New Times: You originally went by the name Manitoba. Why did you choose that name?
Caribou: I quite literally picked it off a map of Canada. I mean, I'm not from Manitoba. In fact, I don't know if I've ever been there when I chose it. But I wanted a name that reflected in some sense Canadianness, but also the solitariness of being set away from the music hubs of the world. It's not like I grew up in New York and I was hearing the most current thing. I was just part of a group of friends figuring it out in our own weird way, listening to new music next to old music and working on music by myself. That culture of where I grew up and all the nostalgia around growing up in a small town or out in the country was important to the way that the music sounded.

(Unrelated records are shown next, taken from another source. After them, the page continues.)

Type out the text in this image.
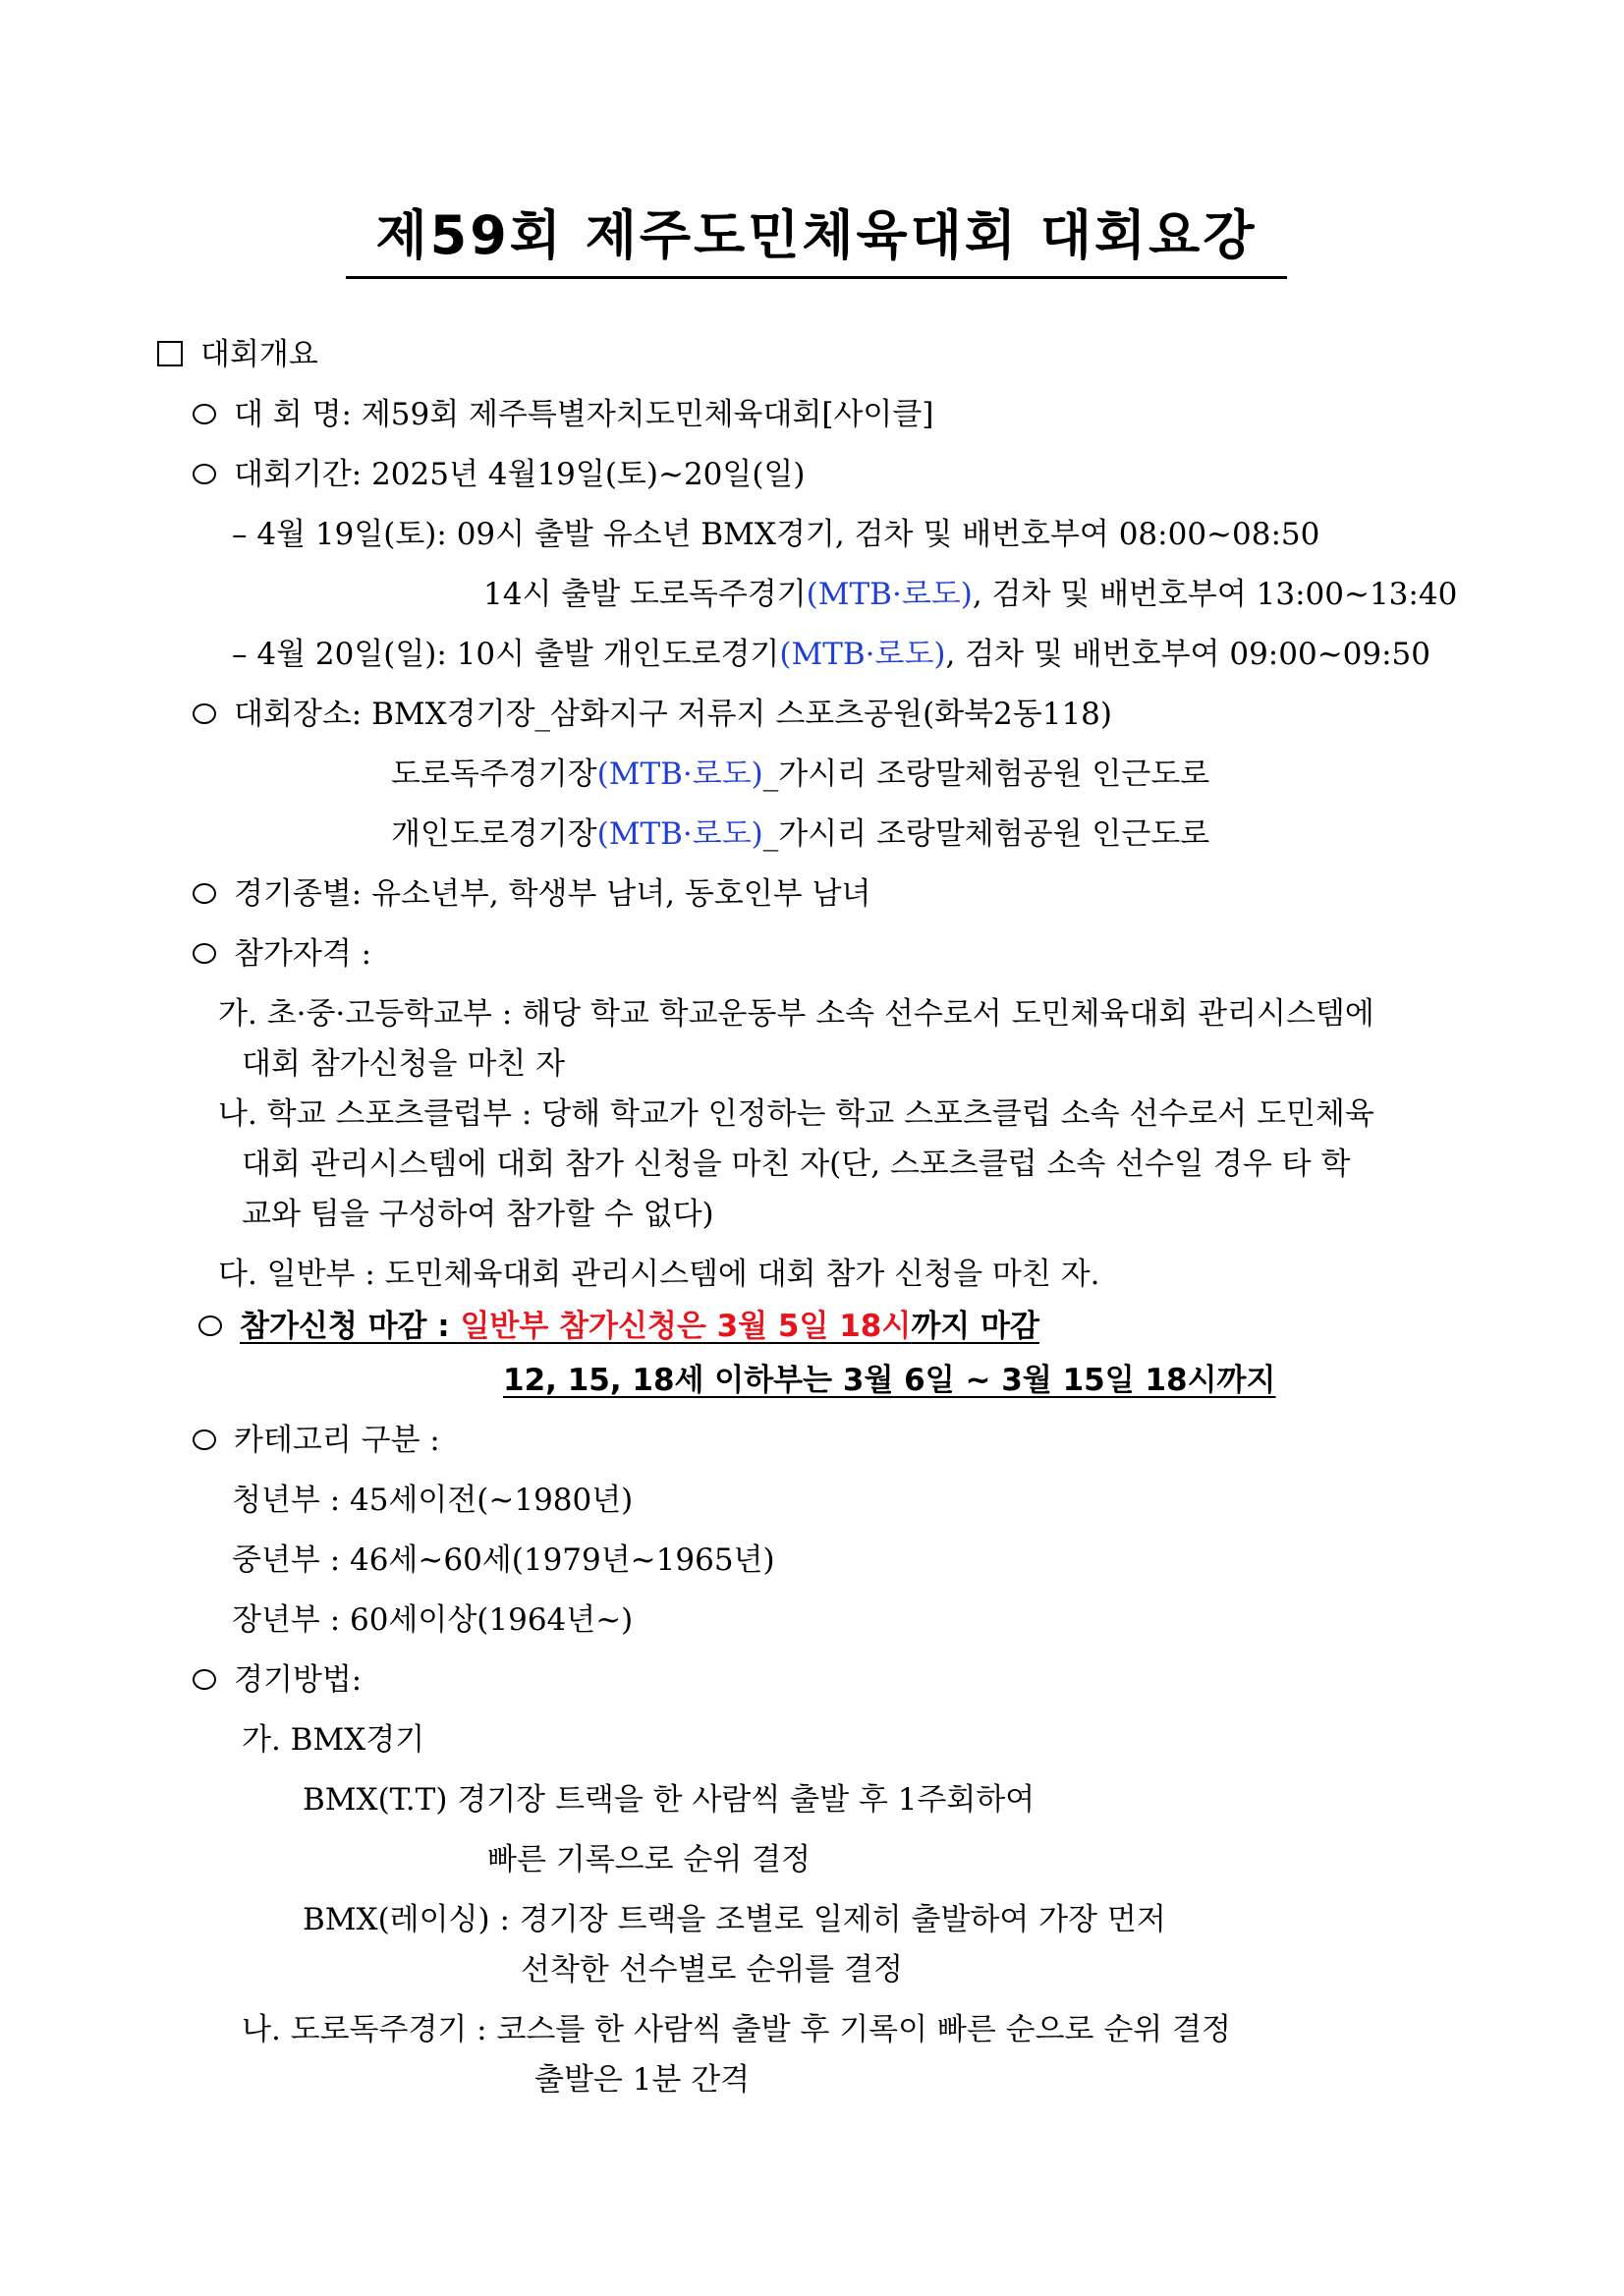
제59회 제주도민체육대회 대회요강
대회개요
대 회 명: 제59회 제주특별자치도민체육대회[사이클]
대회기간: 2025년 4월19일(토)~20일(일)
– 4월 19일(토): 09시 출발 유소년 BMX경기, 검차 및 배번호부여 08:00~08:50
14시 출발 도로독주경기(MTB·로도), 검차 및 배번호부여 13:00~13:40
– 4월 20일(일): 10시 출발 개인도로경기(MTB·로도), 검차 및 배번호부여 09:00~09:50
대회장소: BMX경기장_삼화지구 저류지 스포츠공원(화북2동118)
도로독주경기장(MTB·로도)_가시리 조랑말체험공원 인근도로
개인도로경기장(MTB·로도)_가시리 조랑말체험공원 인근도로
경기종별: 유소년부, 학생부 남녀, 동호인부 남녀
참가자격 :
가. 초·중·고등학교부 : 해당 학교 학교운동부 소속 선수로서 도민체육대회 관리시스템에
대회 참가신청을 마친 자
나. 학교 스포츠클럽부 : 당해 학교가 인정하는 학교 스포츠클럽 소속 선수로서 도민체육
대회 관리시스템에 대회 참가 신청을 마친 자(단, 스포츠클럽 소속 선수일 경우 타 학
교와 팀을 구성하여 참가할 수 없다)
다. 일반부 : 도민체육대회 관리시스템에 대회 참가 신청을 마친 자.
참가신청 마감 : 일반부 참가신청은 3월 5일 18시까지 마감
12, 15, 18세 이하부는 3월 6일 ~ 3월 15일 18시까지
카테고리 구분 :
청년부 : 45세이전(~1980년)
중년부 : 46세~60세(1979년~1965년)
장년부 : 60세이상(1964년~)
경기방법:
가. BMX경기
BMX(T.T) 경기장 트랙을 한 사람씩 출발 후 1주회하여
빠른 기록으로 순위 결정
BMX(레이싱) : 경기장 트랙을 조별로 일제히 출발하여 가장 먼저
선착한 선수별로 순위를 결정
나. 도로독주경기 : 코스를 한 사람씩 출발 후 기록이 빠른 순으로 순위 결정
출발은 1분 간격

What did losing your name feel like?
Well, it's the name of a province and one that I don't even come from. But losing it to this American dude [Handsome Dick Manitoba] and the fact that he was claiming exclusive rights to that name felt just totally unfair. And I was failing to stand up to him, I guess. But I just quickly realized that it was completely impossible and it was going to cost far more money than I had to go to court. So I chose Caribou, which has similar connotations of Canadianness and remoteness.
When you're recording an album like Swim, how much do you work alone?
There were a few people who contributed to Swim in a really important ways: Luke from Born Ruffians sings the last track on the record, a free jazz horn player from Toronto played on several tracks, and obviously [engineers] David [Wrench] and Jeremy [Greenspan of Junior Boys] who mixed the record. But those were done in a very limited period of time. Like 99 percent of the time, it's just me working by myself.
How much of your music is carefully composed and how much just happens?
Andorra was the first time that I tried to compose music in advance rather than just kind of letting it happen. This album's a bit of both. It's more back in the direction of starting with a loop and building something. But there are still sections that are composed in advance as well.
Do you have formal music training?
Yeah. I took, like, all the conservatory grades and then got into jazz piano and learned about improvising. As opposed to a lot of electronic musicians who just come to pieces of equipment and synthesizers totally cold, without knowing harmony or any kind of theory, I came to those instruments with a background in more traditional instrumentation, classical music, and jazz.